Originally Posted by
San Gottardo
I think the OP means something else. One crew flies CDG-LAX-NCE; upon arriving in NCE it jumps on a scheduled AF flight back to Paris (or to wherever they live). A second crew takes a scheduled flight from Paris to NCE and then operates NCE-LAX-CDG. Like that they do not change their working hours (except the little add-on NCE-Paris), respect rest times, and do not take up any space on the long haul flight. The only thing that changes is that either the start or end point of their rotation in France changes, NCE instead of CDG. That bit is covered by dead-heading between Nice and Paris.

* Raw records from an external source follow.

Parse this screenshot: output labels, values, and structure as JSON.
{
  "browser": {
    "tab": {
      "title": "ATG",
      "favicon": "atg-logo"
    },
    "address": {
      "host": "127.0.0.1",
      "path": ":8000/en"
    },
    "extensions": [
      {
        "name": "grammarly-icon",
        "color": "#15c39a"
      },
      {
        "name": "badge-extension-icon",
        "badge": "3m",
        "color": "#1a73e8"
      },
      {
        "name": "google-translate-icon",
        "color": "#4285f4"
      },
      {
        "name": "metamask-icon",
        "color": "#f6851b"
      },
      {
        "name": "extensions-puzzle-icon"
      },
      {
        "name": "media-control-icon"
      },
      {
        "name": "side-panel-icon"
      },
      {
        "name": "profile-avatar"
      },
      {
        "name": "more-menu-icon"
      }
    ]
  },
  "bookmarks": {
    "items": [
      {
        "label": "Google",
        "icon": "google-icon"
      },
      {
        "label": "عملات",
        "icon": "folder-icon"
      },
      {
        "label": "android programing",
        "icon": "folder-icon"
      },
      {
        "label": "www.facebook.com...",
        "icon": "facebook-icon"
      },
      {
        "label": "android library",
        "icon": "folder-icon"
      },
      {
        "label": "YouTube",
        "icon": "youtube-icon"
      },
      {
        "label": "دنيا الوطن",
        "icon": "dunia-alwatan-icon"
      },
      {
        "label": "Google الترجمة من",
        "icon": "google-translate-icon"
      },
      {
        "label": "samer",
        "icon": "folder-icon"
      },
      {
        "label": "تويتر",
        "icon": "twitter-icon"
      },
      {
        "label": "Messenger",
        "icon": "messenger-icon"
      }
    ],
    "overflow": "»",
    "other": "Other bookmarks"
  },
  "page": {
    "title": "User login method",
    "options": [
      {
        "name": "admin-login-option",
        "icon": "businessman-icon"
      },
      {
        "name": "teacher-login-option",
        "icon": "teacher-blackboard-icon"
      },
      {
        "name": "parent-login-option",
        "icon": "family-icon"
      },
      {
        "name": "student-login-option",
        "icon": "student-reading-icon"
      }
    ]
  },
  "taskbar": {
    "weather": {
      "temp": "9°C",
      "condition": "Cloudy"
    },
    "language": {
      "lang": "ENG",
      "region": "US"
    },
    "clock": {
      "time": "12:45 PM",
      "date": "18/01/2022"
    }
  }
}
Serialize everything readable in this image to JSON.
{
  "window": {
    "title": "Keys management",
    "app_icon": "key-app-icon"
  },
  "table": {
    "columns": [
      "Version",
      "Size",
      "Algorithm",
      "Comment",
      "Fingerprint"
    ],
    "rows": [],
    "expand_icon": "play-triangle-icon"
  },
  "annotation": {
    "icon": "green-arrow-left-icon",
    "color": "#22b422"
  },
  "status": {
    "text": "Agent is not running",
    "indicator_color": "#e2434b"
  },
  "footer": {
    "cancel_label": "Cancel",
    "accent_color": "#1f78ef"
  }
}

That’s what LX does with its crews: one operates ZRH-JFK-GVA, and deadheads back to Zurich. A second crew deadheads from Zurich to Geneva and operates GVA-JFK-ZRH. Even the plane rotates that way, ie always goes back to ZRH/never two GVA flights on two subsequent days.
Maybe ITA does something like that with FCO/MXP, where JFK is the only long haul destination from MXP. Their planes sometimes do several MXP flights before going back to Rome, but their crews maybe do the W pattern.
Your reference to LX is quite interesting.
You mean that the A333 that lands in GVA from JFK, then continues (empty) to ZRH?
As I was writing I checked FR24 and I think that I misunderstood you. You mean something else. For example on 1 sep, LX23 JFK-GVA (HB-JHF) departing JFK at 725pm landed GVA at 915am. That same plane operated LX22 GVA-JFK on 2 Sep, deparing GVA at 11:50am. Hence the same plane does ZRH-JFK-GVA-JFK-ZRH. Only the crew deadheads both ways.
NCE-LAX is a longer flight than GVA-JFK (and so is CDG-NCE compared to ZRH-GVA). I wonder if AF unions would find it acceptable that a crew deadheads from CDG to NCE and then takes over the NCE-LAX flight. WIth a sufficient risk premium built in case of delays on the CDG-NCE.